Inovação territorial e digitalização entre apostas de Valença e Tui até 2030

Através da Estratégia e Plano de Ação 2030, ao abrigo do projeto europeu Unicidade

Valença | Inovação territorial, urbanismo, infraestruturas, meio ambiente, energia, desafio demográfico, bem-estar social e digitalização são os seis eixos do plano de ação para 2030 da eurocidade que junta Valença, no Alto Minho e Tui, na Galiza.

O documento, apresentado no teatro municipal de Tui, foi elaborado pelas duas autarquias que desde 2012 formam a primeira eurocidade entre a Galiza e o Alto Minho. A Estratégia e Plano de Ação 2030 foram elaborados ao abrigo do projeto europeu Unicidade, integrado no programa de Cooperação Interreg VA Espanha-Portugal 2014-2020 e, é cofinanciado, em 75%, pelo Fundo da União Europeia para o Desenvolvimento Regional (FEDER).

“O principal objetivo da Estratégia 2030 é servir como guia para a continuidade da cooperação transfronteiriça e do crescimento sustentável da eurocidade Tui e Valença, fortalecendo as relações institucionais existentes há mais de uma década entre os dois municípios”, lê-se no documento.

“O principal objetivo da Estratégia 2030 é servir como guia para a continuidade da cooperação transfronteiriça”

No discurso que proferiu na sessão de apresentação do plano de ação, o presidente da Câmara de Valença, José Manuel Carpinteira, disse tratar-se de um documento “importante para mostrar” que ambas as cidades [Valença e Tui], estão “imbuídas de um espírito de maior cooperação e, preparadas, logo que abram avisos serem as primeiras” a concorrer aos fundos comunitários.

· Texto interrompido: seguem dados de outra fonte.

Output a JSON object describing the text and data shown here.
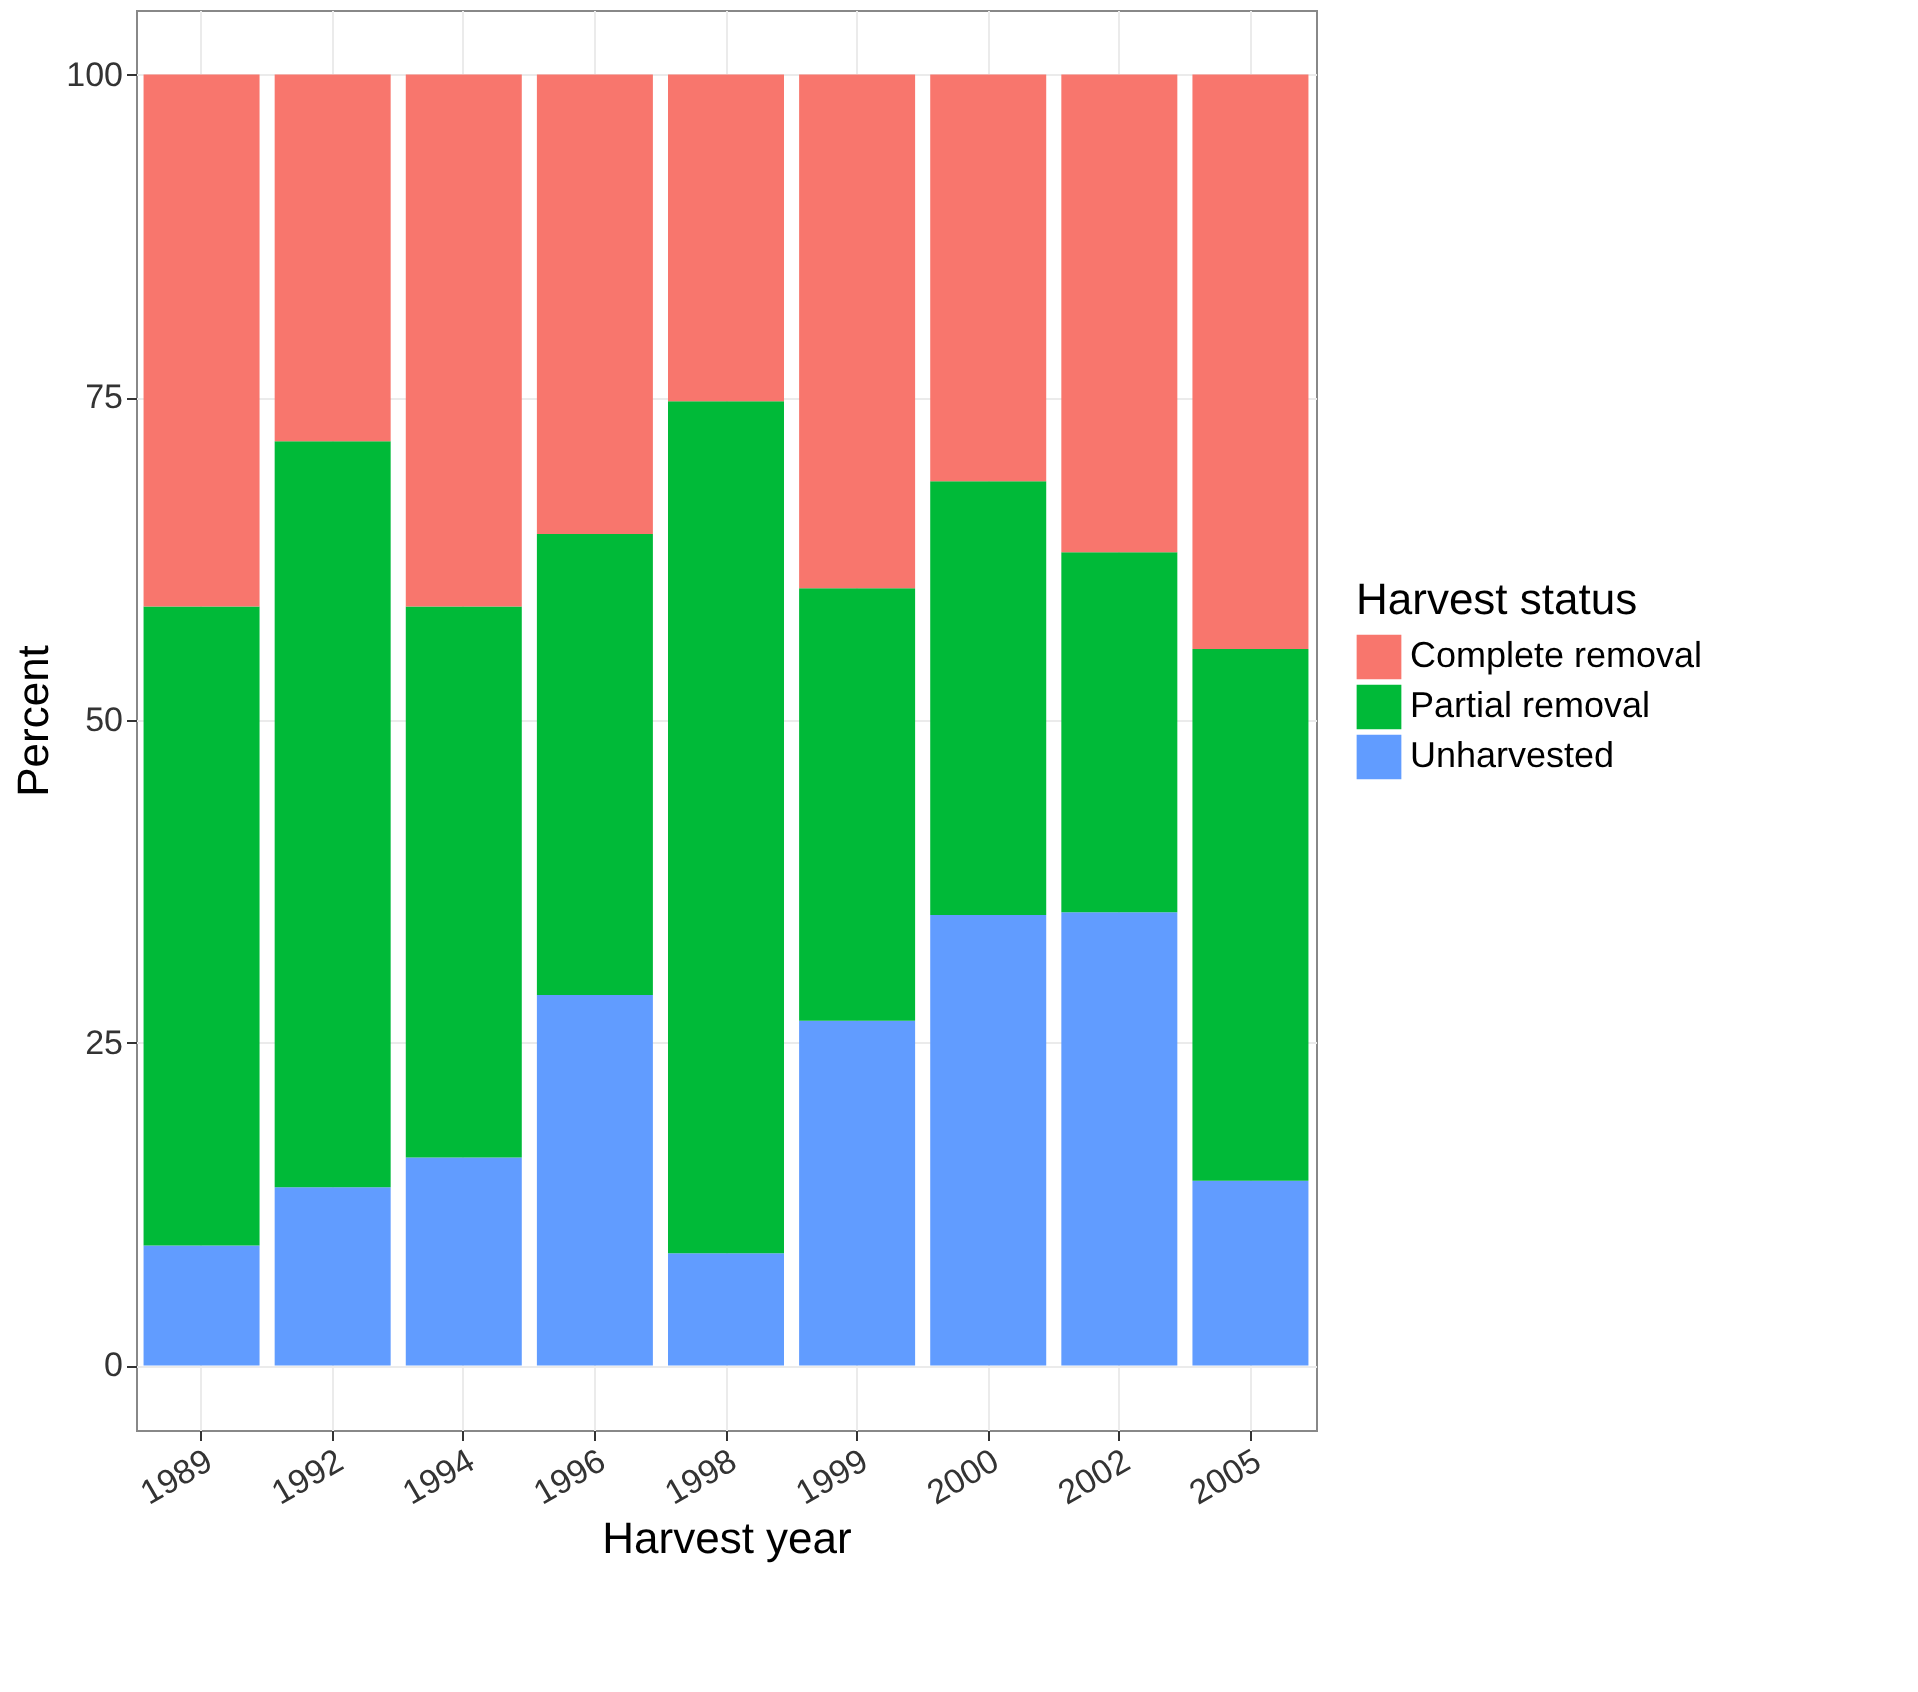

Carpinteira destacou que a “eurocidade está localizada na fronteira mais movimentada da Península Ibérica, em pleno centro da eurorregião Galiza – Norte de Portugal, entre os aeroportos de Vigo e Porto e os portos de mar de Vigo, Viana do Castelo e Leixões. Somos, portanto, um espaço singular com um potencial imenso”.

Já o Alcaide de Tui, Enrique Cabaleiro, disse esperar que a parte administrativa do reconhecimento de personalidade jurídica ser resolva o mais rapidamente possível para “levar por diante o projeto estratégico” hoje publicamente apresentado.
Enrique Cabaleiro enfatizou que “o país vizinho [Portugal] não é um concorrente, em nada”.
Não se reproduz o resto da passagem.